Abstract A breakthrough patent-pending pressure diagnostic technique using offset sealed wellbores as monitoring sources was introduced at the 2020 Hydraulic Fracturing Technology Conference. This technique quantifies various hydraulic fracture parameters using only a surface gauge mounted on the sealed wellbore(s). The initial concept, operational processes, and analysis techniques were developed and deployed by Devon Energy. By scaling and automating the process, Sealed Wellbore Pressure Monitoring (SWPM) is now available to the industry as a repeatable workflow that greatly reduces analysis time and improves visualizations to aid data interpretations. The authors successfully automated the SWPM analysis procedure using a cloud-based software platform designed to ingest, process, and analyze high-frequency hydraulic fracturing data. The minimum data for the analysis consists of the standard frac treatment data combined with the high-resolution pressure gauge data for each sealed wellbore.
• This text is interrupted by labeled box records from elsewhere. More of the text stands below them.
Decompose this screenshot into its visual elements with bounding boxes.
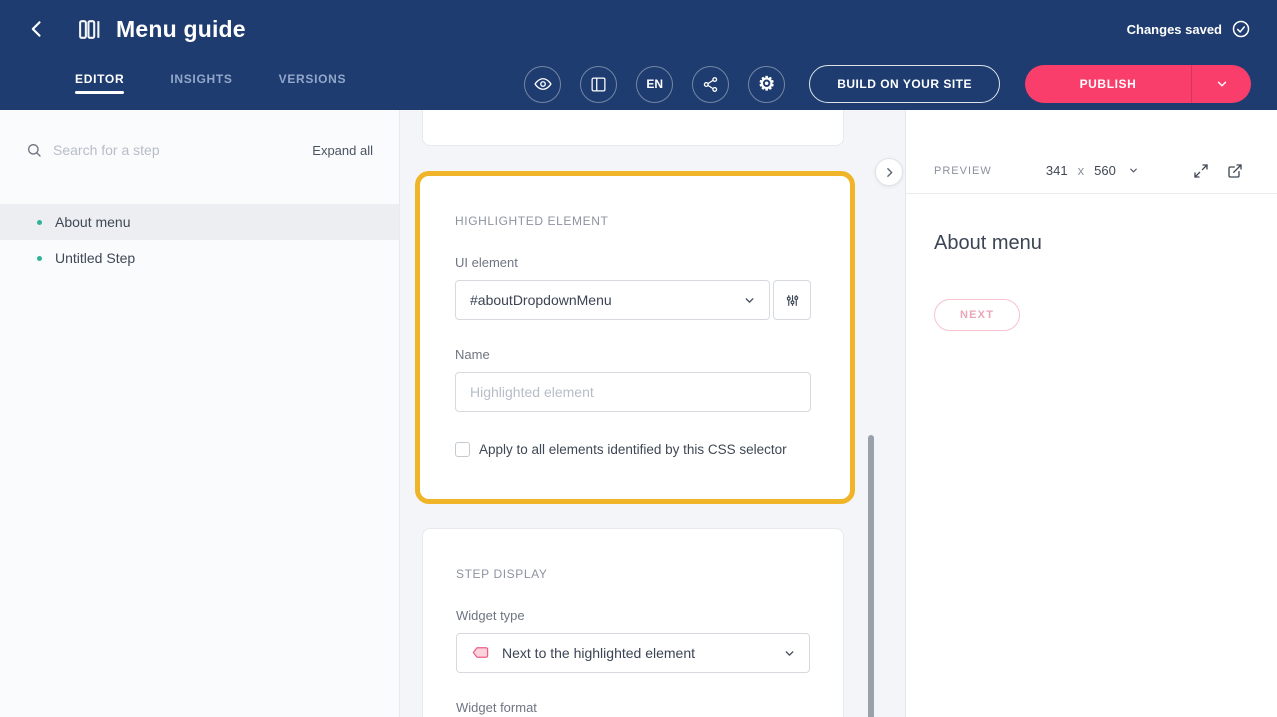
build-on-your-site-button[interactable]: BUILD ON YOUR SITE [809, 65, 1000, 103]
fullscreen-expand-icon[interactable] [1193, 163, 1209, 179]
sliders-icon [785, 293, 800, 308]
preview-step-heading: About menu [934, 232, 1277, 255]
back-button[interactable] [24, 16, 50, 42]
app-window: Menu guide Changes saved EDITOR INSIGHTS… [0, 0, 1277, 717]
apply-all-label: Apply to all elements identified by this… [479, 442, 787, 457]
editor-panel: HIGHLIGHTED ELEMENT UI element #aboutDro… [400, 110, 905, 717]
element-settings-button[interactable] [773, 280, 811, 320]
preview-eye-button[interactable] [524, 66, 561, 103]
chevron-down-icon [1215, 77, 1229, 91]
preview-next-button[interactable]: NEXT [934, 299, 1020, 331]
changes-saved-status: Changes saved [1127, 19, 1251, 39]
changes-saved-label: Changes saved [1127, 22, 1222, 37]
size-separator: x [1078, 163, 1085, 178]
chevron-right-icon [883, 166, 896, 179]
tab-editor[interactable]: EDITOR [75, 66, 124, 102]
ui-element-value: #aboutDropdownMenu [470, 292, 743, 308]
tab-insights[interactable]: INSIGHTS [170, 66, 232, 102]
check-circle-icon [1231, 19, 1251, 39]
widget-type-label: Widget type [456, 608, 810, 623]
preview-width-value: 341 [1046, 163, 1068, 178]
chevron-down-icon [743, 294, 756, 307]
top-header: Menu guide Changes saved EDITOR INSIGHTS… [0, 0, 1277, 110]
publish-button[interactable]: PUBLISH [1025, 65, 1191, 103]
preview-size-dropdown[interactable]: 341 x 560 [992, 163, 1193, 178]
apply-all-checkbox[interactable] [455, 442, 470, 457]
tab-versions[interactable]: VERSIONS [279, 66, 347, 102]
collapse-preview-button[interactable] [875, 158, 903, 186]
settings-button[interactable]: ⚙ [748, 66, 785, 103]
page-title: Menu guide [116, 16, 246, 43]
step-label: Untitled Step [55, 250, 135, 266]
share-icon [702, 76, 719, 93]
step-item-about-menu[interactable]: About menu [0, 204, 399, 240]
publish-split-button: PUBLISH [1025, 65, 1251, 103]
gear-icon: ⚙ [758, 75, 775, 94]
step-item-untitled-step[interactable]: Untitled Step [0, 240, 399, 276]
layout-icon [590, 76, 607, 93]
expand-all-link[interactable]: Expand all [312, 143, 373, 158]
highlighted-element-name-input[interactable] [455, 372, 811, 412]
chevron-left-icon [27, 19, 47, 39]
preview-body: About menu NEXT [906, 194, 1277, 331]
highlighted-element-card: HIGHLIGHTED ELEMENT UI element #aboutDro… [415, 171, 855, 504]
ui-element-label: UI element [455, 255, 811, 270]
step-display-card: STEP DISPLAY Widget type Next to the hig… [422, 528, 844, 717]
eye-icon [534, 75, 552, 93]
language-button[interactable]: EN [636, 66, 673, 103]
steps-sidebar: Expand all About menu Untitled Step [0, 110, 400, 717]
widget-format-label: Widget format [456, 700, 810, 715]
step-label: About menu [55, 214, 131, 230]
publish-dropdown-button[interactable] [1191, 65, 1251, 103]
step-dot-icon [37, 256, 42, 261]
section-title: STEP DISPLAY [456, 567, 810, 581]
editor-tabs: EDITOR INSIGHTS VERSIONS [75, 66, 346, 102]
open-external-icon[interactable] [1227, 163, 1243, 179]
share-button[interactable] [692, 66, 729, 103]
name-label: Name [455, 347, 811, 362]
preview-label: PREVIEW [934, 165, 992, 177]
vertical-scrollbar[interactable] [868, 435, 874, 717]
tooltip-widget-icon [471, 645, 490, 662]
preview-height-value: 560 [1094, 163, 1116, 178]
section-title: HIGHLIGHTED ELEMENT [455, 214, 811, 228]
step-dot-icon [37, 220, 42, 225]
preview-header: PREVIEW 341 x 560 [906, 148, 1277, 194]
layout-button[interactable] [580, 66, 617, 103]
search-step-input[interactable] [53, 142, 301, 158]
chevron-down-icon [783, 647, 796, 660]
ui-element-select[interactable]: #aboutDropdownMenu [455, 280, 770, 320]
chevron-down-icon [1128, 165, 1139, 176]
step-list: About menu Untitled Step [0, 204, 399, 276]
guide-logo-icon [76, 16, 102, 42]
widget-type-select[interactable]: Next to the highlighted element [456, 633, 810, 673]
preview-panel: PREVIEW 341 x 560 [905, 110, 1277, 717]
search-icon [26, 142, 42, 158]
scrolled-card-partial [422, 110, 844, 146]
widget-type-value: Next to the highlighted element [502, 645, 783, 661]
The team developed machine learning algorithms to identify the key events required by a sealed wellbore pressure analysis: the start, end, and magnitude of each pressure response detected in the sealed wellbore(s) while actively fracturing offset wells. The result is a rapid, repeatable SWPM analysis that minimizes individual interpretation biases. The primary deliverables from SWPM analyses are the Volumes to First Response (VFR) on a per stage basis. In many projects, multiple pressure responses within a single stage have been observed, which provides valuable insight into fracture network complexity and cluster/stage efficiency. Various methods are used to visualize and statistically analyze the data. A scalable process facilitates creating a statistical database for comparing completion designs that can be segmented by play, formation, or other geological variations. Completion designs can then be optimized based upon the observed well responses. With enough observations and based on certain spacings, probabilities of when to expect fracture interactions could be assigned for different plays.